Tak sedikit yang memilih mematikan fitur hiburan, dari pada harus berurusan dengan kewajiban pembayaran royalti.
Menurut Al Qodar Purwo Sulistyo, pakar Hak Kekayaan Intelektual (HKI) dari Universitas Muhammadiyah (UM) Surabaya, pemutaran lagu dalam bus masuk dalam kategori penggunaan komersial yang dikenai kewajiban royalti.
"Menurut PP 56 Tahun 2021, penggunaan lagu untuk kepentingan komersial memang harus membayar royalti. Pemutaran lagu dalam bus umum yang digunakan untuk usaha transportasi jelas tergolong komersial dan wajib membayar royalti," ujar Qodar saat dihubungi Tribun Jatim Network, Senin (18/8/2025).

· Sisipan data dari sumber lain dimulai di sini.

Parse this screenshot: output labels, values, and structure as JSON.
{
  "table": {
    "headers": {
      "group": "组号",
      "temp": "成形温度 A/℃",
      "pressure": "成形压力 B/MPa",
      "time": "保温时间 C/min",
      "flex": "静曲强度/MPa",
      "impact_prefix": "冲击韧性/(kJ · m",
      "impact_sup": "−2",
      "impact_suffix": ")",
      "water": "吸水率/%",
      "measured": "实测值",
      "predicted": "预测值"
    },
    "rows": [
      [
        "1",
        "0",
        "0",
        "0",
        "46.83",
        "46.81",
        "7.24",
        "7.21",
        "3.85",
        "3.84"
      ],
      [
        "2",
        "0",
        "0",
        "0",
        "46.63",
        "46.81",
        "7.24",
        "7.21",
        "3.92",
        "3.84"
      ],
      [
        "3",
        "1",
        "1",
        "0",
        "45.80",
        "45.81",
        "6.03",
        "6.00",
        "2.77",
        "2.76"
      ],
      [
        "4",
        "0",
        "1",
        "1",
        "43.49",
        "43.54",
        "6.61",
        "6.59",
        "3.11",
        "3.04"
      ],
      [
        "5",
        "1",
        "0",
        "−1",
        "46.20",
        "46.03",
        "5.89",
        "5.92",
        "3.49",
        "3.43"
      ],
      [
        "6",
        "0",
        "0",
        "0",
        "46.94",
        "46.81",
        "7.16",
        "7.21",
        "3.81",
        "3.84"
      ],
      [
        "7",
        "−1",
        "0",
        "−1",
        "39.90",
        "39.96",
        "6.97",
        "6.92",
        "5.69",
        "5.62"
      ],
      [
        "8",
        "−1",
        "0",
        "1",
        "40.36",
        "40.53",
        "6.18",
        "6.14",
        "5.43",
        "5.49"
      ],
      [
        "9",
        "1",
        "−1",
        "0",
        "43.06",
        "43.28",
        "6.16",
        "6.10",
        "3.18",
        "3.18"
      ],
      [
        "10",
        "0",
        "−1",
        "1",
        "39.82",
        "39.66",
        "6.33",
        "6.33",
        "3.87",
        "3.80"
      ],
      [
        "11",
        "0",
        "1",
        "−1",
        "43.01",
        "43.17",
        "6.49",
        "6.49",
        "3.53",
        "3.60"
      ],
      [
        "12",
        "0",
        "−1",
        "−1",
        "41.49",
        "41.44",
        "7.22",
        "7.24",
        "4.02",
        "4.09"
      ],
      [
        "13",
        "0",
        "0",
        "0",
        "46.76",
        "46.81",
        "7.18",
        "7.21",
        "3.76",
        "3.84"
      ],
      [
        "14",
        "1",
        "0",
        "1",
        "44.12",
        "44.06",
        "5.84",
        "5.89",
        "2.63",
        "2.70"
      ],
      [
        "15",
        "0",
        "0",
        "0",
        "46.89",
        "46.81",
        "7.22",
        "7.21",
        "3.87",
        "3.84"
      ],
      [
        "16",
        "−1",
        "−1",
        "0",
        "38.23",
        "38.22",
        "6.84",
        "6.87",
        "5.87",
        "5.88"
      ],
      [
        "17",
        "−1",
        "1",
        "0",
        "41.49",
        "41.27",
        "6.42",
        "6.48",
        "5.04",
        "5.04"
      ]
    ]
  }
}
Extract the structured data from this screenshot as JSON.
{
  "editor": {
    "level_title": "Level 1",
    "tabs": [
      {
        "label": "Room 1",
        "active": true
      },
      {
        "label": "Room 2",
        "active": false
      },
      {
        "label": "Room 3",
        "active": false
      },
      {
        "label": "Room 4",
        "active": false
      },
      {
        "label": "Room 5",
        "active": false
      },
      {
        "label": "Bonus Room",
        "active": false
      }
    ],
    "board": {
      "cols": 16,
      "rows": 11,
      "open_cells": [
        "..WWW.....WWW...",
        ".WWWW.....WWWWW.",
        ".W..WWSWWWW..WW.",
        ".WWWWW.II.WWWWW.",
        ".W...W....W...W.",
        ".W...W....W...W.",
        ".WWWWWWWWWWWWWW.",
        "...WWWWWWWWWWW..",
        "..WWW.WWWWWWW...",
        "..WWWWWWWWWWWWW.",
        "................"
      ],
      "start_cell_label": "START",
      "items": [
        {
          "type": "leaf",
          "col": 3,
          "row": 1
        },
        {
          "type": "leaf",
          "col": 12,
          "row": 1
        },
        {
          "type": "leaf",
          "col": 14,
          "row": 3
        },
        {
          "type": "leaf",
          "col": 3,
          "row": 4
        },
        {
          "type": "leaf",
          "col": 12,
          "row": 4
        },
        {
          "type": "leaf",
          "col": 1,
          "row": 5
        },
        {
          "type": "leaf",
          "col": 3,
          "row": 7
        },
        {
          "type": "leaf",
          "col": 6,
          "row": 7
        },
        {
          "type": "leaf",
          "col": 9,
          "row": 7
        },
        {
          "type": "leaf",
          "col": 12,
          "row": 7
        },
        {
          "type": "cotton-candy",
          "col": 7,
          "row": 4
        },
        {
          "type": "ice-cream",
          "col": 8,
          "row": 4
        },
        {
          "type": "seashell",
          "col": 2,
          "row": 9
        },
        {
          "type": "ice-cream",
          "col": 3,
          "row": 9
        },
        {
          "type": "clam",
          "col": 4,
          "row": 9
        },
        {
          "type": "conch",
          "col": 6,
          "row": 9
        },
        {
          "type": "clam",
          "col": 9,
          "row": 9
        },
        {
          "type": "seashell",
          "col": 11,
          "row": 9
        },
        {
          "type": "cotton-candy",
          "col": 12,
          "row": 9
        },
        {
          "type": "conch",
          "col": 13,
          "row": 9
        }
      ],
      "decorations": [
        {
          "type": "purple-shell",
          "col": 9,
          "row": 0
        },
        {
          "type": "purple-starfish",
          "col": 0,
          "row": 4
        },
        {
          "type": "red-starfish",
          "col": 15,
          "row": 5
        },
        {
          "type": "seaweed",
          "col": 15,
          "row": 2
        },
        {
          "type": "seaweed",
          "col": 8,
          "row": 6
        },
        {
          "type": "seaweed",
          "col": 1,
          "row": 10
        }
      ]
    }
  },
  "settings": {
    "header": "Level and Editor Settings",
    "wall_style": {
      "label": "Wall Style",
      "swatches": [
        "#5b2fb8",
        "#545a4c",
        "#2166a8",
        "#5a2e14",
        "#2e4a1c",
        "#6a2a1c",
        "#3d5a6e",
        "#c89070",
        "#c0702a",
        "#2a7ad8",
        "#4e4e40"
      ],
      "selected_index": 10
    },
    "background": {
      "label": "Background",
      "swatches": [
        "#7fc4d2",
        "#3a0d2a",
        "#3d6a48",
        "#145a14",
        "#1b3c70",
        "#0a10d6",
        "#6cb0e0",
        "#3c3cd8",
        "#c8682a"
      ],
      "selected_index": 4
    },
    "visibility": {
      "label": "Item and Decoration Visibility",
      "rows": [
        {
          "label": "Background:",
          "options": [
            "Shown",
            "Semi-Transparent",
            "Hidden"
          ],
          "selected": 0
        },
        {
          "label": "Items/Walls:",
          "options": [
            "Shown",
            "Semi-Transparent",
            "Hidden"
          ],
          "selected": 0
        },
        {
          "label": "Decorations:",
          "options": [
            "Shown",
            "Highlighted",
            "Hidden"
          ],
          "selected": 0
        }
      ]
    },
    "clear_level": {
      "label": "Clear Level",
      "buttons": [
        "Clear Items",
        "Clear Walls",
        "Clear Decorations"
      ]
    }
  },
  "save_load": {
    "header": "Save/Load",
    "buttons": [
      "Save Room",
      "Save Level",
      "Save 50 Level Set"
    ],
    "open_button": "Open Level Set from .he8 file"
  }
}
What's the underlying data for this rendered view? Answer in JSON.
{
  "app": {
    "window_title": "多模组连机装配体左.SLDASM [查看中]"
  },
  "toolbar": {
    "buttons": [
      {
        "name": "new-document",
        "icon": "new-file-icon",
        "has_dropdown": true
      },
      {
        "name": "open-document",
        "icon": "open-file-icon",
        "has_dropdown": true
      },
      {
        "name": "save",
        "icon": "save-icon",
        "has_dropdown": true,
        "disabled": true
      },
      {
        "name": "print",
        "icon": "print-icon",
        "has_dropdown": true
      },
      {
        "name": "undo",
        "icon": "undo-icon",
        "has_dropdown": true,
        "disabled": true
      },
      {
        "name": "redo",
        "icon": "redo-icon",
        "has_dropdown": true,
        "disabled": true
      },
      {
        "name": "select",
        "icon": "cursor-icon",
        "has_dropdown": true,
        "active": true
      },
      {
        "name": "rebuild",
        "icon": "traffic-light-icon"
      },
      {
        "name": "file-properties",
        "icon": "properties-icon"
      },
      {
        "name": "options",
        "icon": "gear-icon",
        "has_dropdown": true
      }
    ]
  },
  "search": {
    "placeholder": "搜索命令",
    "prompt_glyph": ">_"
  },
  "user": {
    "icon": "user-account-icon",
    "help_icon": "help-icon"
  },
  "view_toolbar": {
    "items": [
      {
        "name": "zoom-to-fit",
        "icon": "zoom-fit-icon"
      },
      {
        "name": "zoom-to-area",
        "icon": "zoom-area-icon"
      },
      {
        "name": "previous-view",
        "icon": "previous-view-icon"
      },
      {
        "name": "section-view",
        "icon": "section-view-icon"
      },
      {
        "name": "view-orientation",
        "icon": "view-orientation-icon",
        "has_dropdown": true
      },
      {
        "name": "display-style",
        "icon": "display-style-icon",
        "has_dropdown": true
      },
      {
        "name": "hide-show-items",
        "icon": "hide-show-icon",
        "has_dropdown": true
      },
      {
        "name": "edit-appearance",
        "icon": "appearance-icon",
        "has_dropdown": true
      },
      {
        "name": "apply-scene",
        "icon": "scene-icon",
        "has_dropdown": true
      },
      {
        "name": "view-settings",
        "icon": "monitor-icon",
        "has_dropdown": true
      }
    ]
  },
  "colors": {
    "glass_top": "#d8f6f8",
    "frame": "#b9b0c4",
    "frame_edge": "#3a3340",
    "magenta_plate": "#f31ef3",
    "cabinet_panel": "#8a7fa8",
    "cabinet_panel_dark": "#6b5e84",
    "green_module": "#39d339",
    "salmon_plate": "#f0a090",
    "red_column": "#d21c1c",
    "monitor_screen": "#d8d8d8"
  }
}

Namun begitu, Qodar menegaskan, penagihan royalti tidak dilakukan secara otomatis.
Ada proses yang harus dilalui oleh pihak pengguna lagu.
"Mekanismenya, pengguna harus mengidentifikasi lagu yang digunakan dan mengajukan pendaftaran atau permohonan lisensi ke Lembaga Manajemen Kolektif Nasional (LMKN). Setelah itu, LMKN yang akan menghitung besaran royalti berdasarkan tarif yang sudah ditentukan," jelas pria yang juga Ketua Program Studi Ilmu Hukum UM Surabaya ini.
Terkait batasan kategori komersial, Qodar menyebutkan, PP 56/2021 tidak menetapkan nominal omzet minimum sebagai patokan.
Selama penggunaan lagu bertujuan untuk mendapatkan keuntungan, maka hal itu tergolong komersial.
"Tidak ada batasan omzet. Selama ada motif keuntungan, maka wajib membayar royalti," ujarnya lagi.
Meski begitu, untuk sektor usaha mikro seperti warung kopi (warkop), LMKN disebut menyediakan tarif khusus yang lebih ringan.
Ini menjadi bentuk keberpihakan terhadap pelaku usaha kecil.
Saat ditanya mengenai implementasi aturan ini di lapangan, Qodar mengaku belum melihat penerapan aktif pembayaran royalti oleh pelaku usaha transportasi.
"Sepengetahuan saya, sampai saat ini belum berjalan karena banyak PO bus yang memilih menghentikan pemutaran lagu agar tidak terkena kewajiban membayar royalti," pungkasnya.
Iapun mengimbau agar pemilik usaha mendaftarkan atau mengajukan lisensi ke LMKN jika akan memutar musik untuk menghindari masalah hukum.